Forse anche le Cassandre hanno avuto il loro ruolo, nello stimolare quello che il Censis definisce un risveglio dell’«orgoglio sistemico» nazionale che, di fronte al bombardamento di notizie sul declino incombente, reagisce, tornando a muoversi, a rinascere. Il fatto è, ha aggiunto De Rita, «che per capirsi bisogna guardarsi dal di dentro», non dall’esterno: e così Carlo De Benedetti «non vive in questo Paese, sta in un rompighiaccio sull’Antartide», perché «oggi non c’è più l’atonicità di un anno fa: i segnali sono deboli e ambivalenti, ma ci sono».
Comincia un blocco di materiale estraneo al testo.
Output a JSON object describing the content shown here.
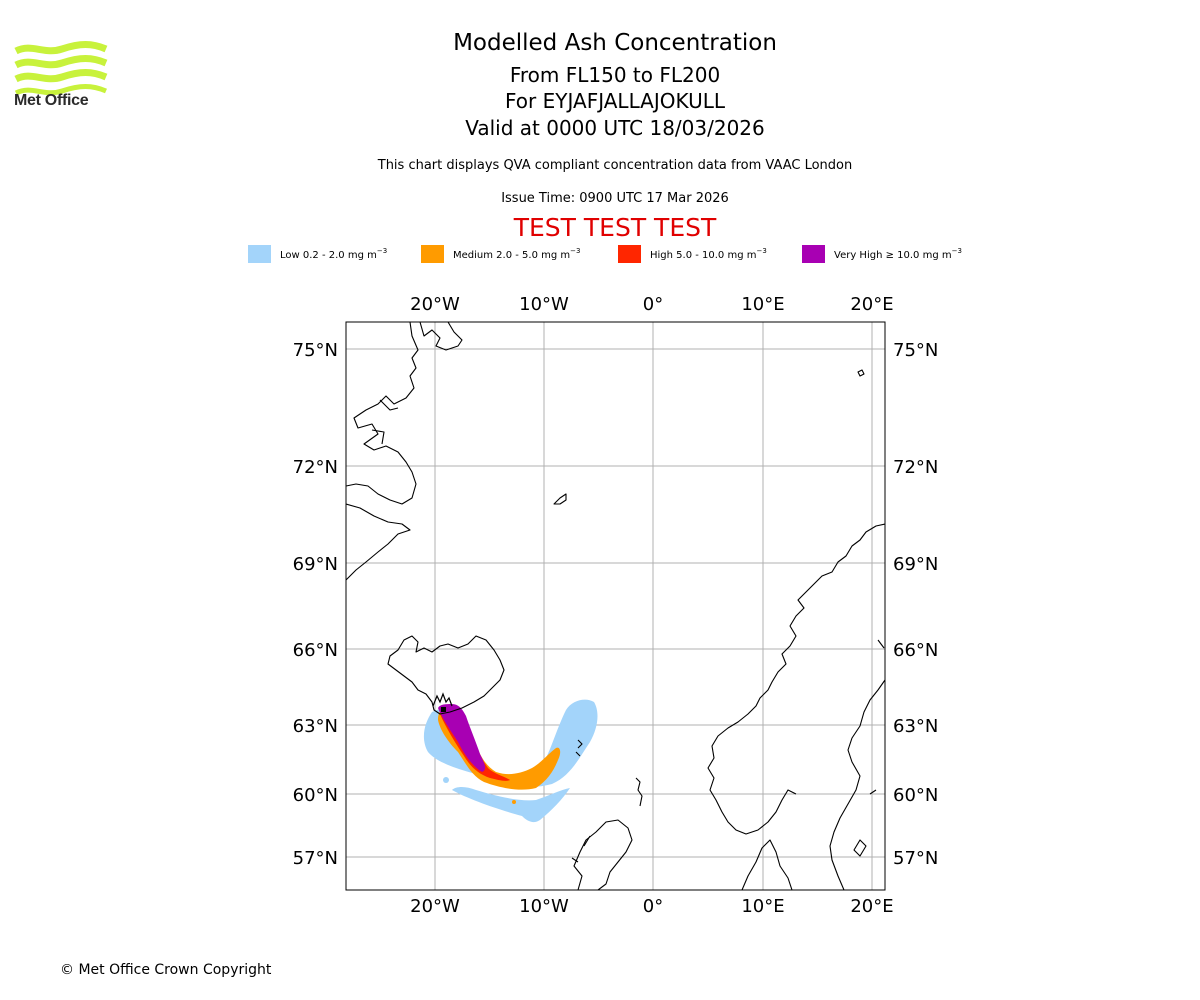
{
  "logo": {
    "text": "Met Office",
    "color": "#c8f23c"
  },
  "title": {
    "line1": "Modelled Ash Concentration",
    "line2": "From FL150 to FL200",
    "line3": "For EYJAFJALLAJOKULL",
    "line4": "Valid at 0000 UTC 18/03/2026",
    "info": "This chart displays QVA compliant concentration data from VAAC London",
    "issue": "Issue Time: 0900 UTC 17 Mar 2026",
    "test_banner": "TEST TEST TEST"
  },
  "legend": [
    {
      "label": "Low 0.2 - 2.0 mg m",
      "color": "#a3d4fa"
    },
    {
      "label": "Medium 2.0 - 5.0 mg m",
      "color": "#ff9b00"
    },
    {
      "label": "High 5.0 - 10.0 mg m",
      "color": "#ff2600"
    },
    {
      "label": "Very High  ≥  10.0 mg m",
      "color": "#a800b3"
    }
  ],
  "legend_unit_exponent": "−3",
  "axes": {
    "lon_ticks": [
      "20°W",
      "10°W",
      "0°",
      "10°E",
      "20°E"
    ],
    "lat_ticks": [
      "75°N",
      "72°N",
      "69°N",
      "66°N",
      "63°N",
      "60°N",
      "57°N"
    ]
  },
  "copyright": "© Met Office Crown Copyright"
}
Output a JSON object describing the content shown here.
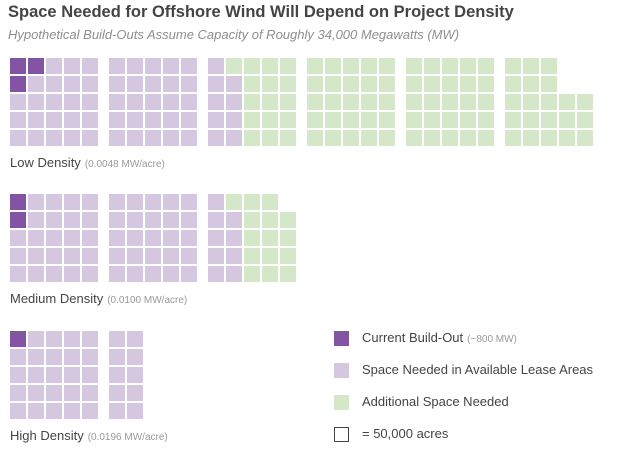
{
  "chart_data": {
    "type": "waffle",
    "title": "Space Needed for Offshore Wind Will Depend on Project Density",
    "subtitle": "Hypothetical Build-Outs Assume Capacity of Roughly 34,000 Megawatts (MW)",
    "unit_label": "= 50,000 acres",
    "series": [
      {
        "name": "Current Build-Out",
        "note": "(~800 MW)",
        "color": "#8353a4"
      },
      {
        "name": "Space Needed in Available Lease Areas",
        "color": "#d6c7e0"
      },
      {
        "name": "Additional Space Needed",
        "color": "#d5e7c9"
      }
    ],
    "scenarios": [
      {
        "name": "Low Density",
        "rate": "(0.0048 MW/acre)",
        "blocks": [
          {
            "columns": 5,
            "cells": [
              "CCPPP",
              "CPPPP",
              "PPPPP",
              "PPPPP",
              "PPPPP"
            ]
          },
          {
            "columns": 5,
            "cells": [
              "PPPPP",
              "PPPPP",
              "PPPPP",
              "PPPPP",
              "PPPPP"
            ]
          },
          {
            "columns": 5,
            "cells": [
              "PGGGG",
              "PPGGG",
              "PPGGG",
              "PPGGG",
              "PPGGG"
            ]
          },
          {
            "columns": 5,
            "cells": [
              "GGGGG",
              "GGGGG",
              "GGGGG",
              "GGGGG",
              "GGGGG"
            ]
          },
          {
            "columns": 5,
            "cells": [
              "GGGGG",
              "GGGGG",
              "GGGGG",
              "GGGGG",
              "GGGGG"
            ]
          },
          {
            "columns": 5,
            "cells": [
              "GGG",
              "GGG",
              "GGGGG",
              "GGGGG",
              "GGGGG"
            ]
          }
        ]
      },
      {
        "name": "Medium Density",
        "rate": "(0.0100 MW/acre)",
        "blocks": [
          {
            "columns": 5,
            "cells": [
              "CPPPP",
              "CPPPP",
              "PPPPP",
              "PPPPP",
              "PPPPP"
            ]
          },
          {
            "columns": 5,
            "cells": [
              "PPPPP",
              "PPPPP",
              "PPPPP",
              "PPPPP",
              "PPPPP"
            ]
          },
          {
            "columns": 5,
            "cells": [
              "PGGG",
              "PPGGG",
              "PPGGG",
              "PPGGG",
              "PPGGG"
            ]
          }
        ]
      },
      {
        "name": "High Density",
        "rate": "(0.0196 MW/acre)",
        "blocks": [
          {
            "columns": 5,
            "cells": [
              "CPPPP",
              "PPPPP",
              "PPPPP",
              "PPPPP",
              "PPPPP"
            ]
          },
          {
            "columns": 2,
            "cells": [
              "PP",
              "PP",
              "PP",
              "PP",
              "PP"
            ]
          }
        ]
      }
    ]
  },
  "legend": {
    "current": {
      "label": "Current Build-Out",
      "note": "(~800 MW)"
    },
    "available": {
      "label": "Space Needed in Available Lease Areas"
    },
    "additional": {
      "label": "Additional Space Needed"
    },
    "unit": {
      "label": "= 50,000 acres"
    }
  }
}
Primo: la scelta di non fare da spettatori ma di «stare nelle cose»; e quindi la decisione di centinaia di migliaia di italiani di «“mondialeggiare” concretamente», ovvero affrontare la sfida della globalizzazione con presenze minute, ma diffuse. Il settore che mostra più vitalità è quello del terziario: negli ultimi quattro anni il numero di occupati è aumentato del 7,7 per cento (pari a un milione e 173mila persone), mentre il valore della produzione è salito di 55 miliardi di euro. In crescita, soprattutto, i servizi all’impresa, come quelli di consulenza fiscale, legale, tecnica e organizzativa e i settori dell’informatica, di ricerca e sviluppo e dell’immobiliare.
Il mercato del mattone, d’altronde, conosce un boom tutto suo, con conseguente aumento dei prezzi: la città più cara è Roma, dove il costo medio di una casa è di 3.900 euro al metro quadro, una cifra cresciuta del 47 per cento in quattro anni. Seguono Milano (3.800 euro al metro) e Venezia (3.600), mentre la città più economica è invece Reggio Calabria (1.250 euro).
Positivi anche i risultati dell’industria che, negli ultimi otto mesi, ha visto crescere fatturato e ordinativi: i più competitivi, nonostante la concorrenza cinese, sono i settori dell’alimentare e delle bevande, delle produzioni farmaceutiche e cosmetiche, della gomma, delle materie plastiche e dei prodotti in metallo. In difficoltà i comparti del tessile e dell’abbigliamento, la metallurgia, l’elettromeccanica, l’industria dei mezzi di trasporto e la produzione di gioielli; mentre reggono bene l’editoria e la stampa, la produzione di componenti in legno, di ceramica per l’edilizia e di mobili.
Rallenta invece il mercato delle professioni: diminuisce il lavoro autonomo (-2,7 per cento) e, soprattutto, gli italiani sono fra i più «pigri» d’Europa nel cambiare lavoro, visto che quasi la metà ha lo stesso impiego da oltre dieci anni. Il 13,2 per cento della popolazione (ovvero 7,5 milioni di persone) vive in povertà, un dato che contrasta con l’aumento dei miliardari: nel 2005 gli italiani con un reddito superiore al milione di dollari sono passati da 188 a 195mila, mentre le famiglie con un patrimonio di almeno 500mila euro sono l’8 per cento in più. Per loro spendere non è certo un problema; ma, secondo il Censis, la ripresa dei consumi è un tratto comune agli italiani del 2005, secondo una tendenza, sempre più diffusa, a mediare fra lusso e marchi sconosciuti, alla ricerca di un giusto equilibrio fra sobrietà e «ben vivere». Nonostante tutto, la Cina non si potrà fermare: «Nel 2006 - ha dichiarato il direttore del Censis Giuseppe Roma - ci supererà, e diventeremo l’ottava economia del mondo». Ma non vogliamo più piangerci addosso.